IPAB is a new thing in American government. Unlike most other boards and commissions, the panel's 15 members (appointed by the president and approved by the Senate) need not be bipartisan. Also unlike other boards, commissions, and federal agencies, the IPAB's decisions are virtually unreviewable. IPAB doesn't have to adhere to the notice and comment rules of federal agencies, which permit citizens to respond to proposed rule-makings. IPAB dictates automatically become law unless Congress itself intervenes. Ah, but they've thought of that and made it virtually impossible. The law prescribes that Congress has a limited period of time in which it can modify IPAB rulings and then it must do so by a three-fifths majority. Even ratifying treaties and proposing amendments to the Constitution require only two-thirds majorities. As for the courts, forget it. The judiciary is forbidden to review IPAB decisions.

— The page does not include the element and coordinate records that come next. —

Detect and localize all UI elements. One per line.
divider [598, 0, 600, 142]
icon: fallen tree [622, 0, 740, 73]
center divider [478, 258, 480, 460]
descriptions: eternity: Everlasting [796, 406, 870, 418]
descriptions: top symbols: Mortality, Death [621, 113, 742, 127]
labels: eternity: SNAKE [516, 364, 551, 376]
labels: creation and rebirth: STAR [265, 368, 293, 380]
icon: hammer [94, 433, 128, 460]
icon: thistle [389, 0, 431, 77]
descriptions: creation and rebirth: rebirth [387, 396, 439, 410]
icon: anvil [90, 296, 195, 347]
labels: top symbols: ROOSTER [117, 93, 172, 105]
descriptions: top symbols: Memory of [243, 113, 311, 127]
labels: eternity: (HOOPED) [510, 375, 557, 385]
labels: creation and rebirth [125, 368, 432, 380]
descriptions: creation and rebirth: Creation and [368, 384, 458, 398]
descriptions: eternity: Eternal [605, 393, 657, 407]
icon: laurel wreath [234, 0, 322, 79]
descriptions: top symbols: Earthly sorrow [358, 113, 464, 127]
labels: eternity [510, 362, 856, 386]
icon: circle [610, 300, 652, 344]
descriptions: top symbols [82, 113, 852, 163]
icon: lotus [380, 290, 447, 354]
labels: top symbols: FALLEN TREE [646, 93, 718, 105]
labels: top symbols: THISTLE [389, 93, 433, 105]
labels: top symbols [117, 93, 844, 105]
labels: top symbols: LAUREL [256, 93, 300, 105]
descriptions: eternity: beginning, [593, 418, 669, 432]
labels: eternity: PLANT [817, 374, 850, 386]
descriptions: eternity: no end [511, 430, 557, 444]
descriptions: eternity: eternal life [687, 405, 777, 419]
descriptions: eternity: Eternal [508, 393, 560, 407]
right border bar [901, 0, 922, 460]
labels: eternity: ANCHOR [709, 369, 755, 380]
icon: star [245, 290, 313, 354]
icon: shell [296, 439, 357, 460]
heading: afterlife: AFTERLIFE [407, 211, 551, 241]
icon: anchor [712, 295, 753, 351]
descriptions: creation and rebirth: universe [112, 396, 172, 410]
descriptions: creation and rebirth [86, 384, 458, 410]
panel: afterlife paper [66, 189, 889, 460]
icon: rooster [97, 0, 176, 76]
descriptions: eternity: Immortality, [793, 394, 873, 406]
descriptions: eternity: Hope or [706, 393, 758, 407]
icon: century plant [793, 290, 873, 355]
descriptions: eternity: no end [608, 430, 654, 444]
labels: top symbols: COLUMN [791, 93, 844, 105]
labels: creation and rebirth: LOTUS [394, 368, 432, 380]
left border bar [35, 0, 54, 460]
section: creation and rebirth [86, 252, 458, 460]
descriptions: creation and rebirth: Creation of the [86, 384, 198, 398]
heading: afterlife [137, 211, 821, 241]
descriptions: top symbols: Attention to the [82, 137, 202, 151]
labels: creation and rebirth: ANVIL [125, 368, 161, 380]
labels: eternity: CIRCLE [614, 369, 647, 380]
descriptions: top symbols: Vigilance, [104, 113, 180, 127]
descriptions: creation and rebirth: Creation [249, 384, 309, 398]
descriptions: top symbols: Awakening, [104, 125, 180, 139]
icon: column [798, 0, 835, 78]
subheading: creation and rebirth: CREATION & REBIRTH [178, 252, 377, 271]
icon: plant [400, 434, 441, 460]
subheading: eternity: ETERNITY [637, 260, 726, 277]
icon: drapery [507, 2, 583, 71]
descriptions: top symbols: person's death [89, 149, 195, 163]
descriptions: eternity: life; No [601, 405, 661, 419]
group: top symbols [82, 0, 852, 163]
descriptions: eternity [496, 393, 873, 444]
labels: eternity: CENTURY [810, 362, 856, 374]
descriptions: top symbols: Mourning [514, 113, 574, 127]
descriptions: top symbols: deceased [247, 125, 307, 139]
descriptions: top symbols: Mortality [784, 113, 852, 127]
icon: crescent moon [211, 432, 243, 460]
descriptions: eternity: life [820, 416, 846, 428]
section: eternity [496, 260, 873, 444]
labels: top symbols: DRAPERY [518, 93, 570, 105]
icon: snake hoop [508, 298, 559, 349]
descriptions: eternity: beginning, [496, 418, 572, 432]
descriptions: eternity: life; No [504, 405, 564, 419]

The really bizarre part, reminiscent of the "I wouldn't do that, Dave" scene in 2001: A Space Odyssey, is that Congress can only repeal IPAB itself under strict conditions. Clint Bolick of the Goldwater Institute explains:
"Under the statute, any bill to repeal IPAB must be introduced within the one-month period between January 1 and February 1, 2017. If introduced, it must be enacted by a three-fifths super-majority no later than August 15, 2017. If passed, the IPAB repeal will not become effective until 2020 - leaving an out-of-control agency in operation for three years after Congress votes to abolish it."
A trillion dollar piece of legislation to deal with a problem that mostly affects 5% of health care users? Call it overkill. And call the IPAB a dagger aimed at the heart of our health care system.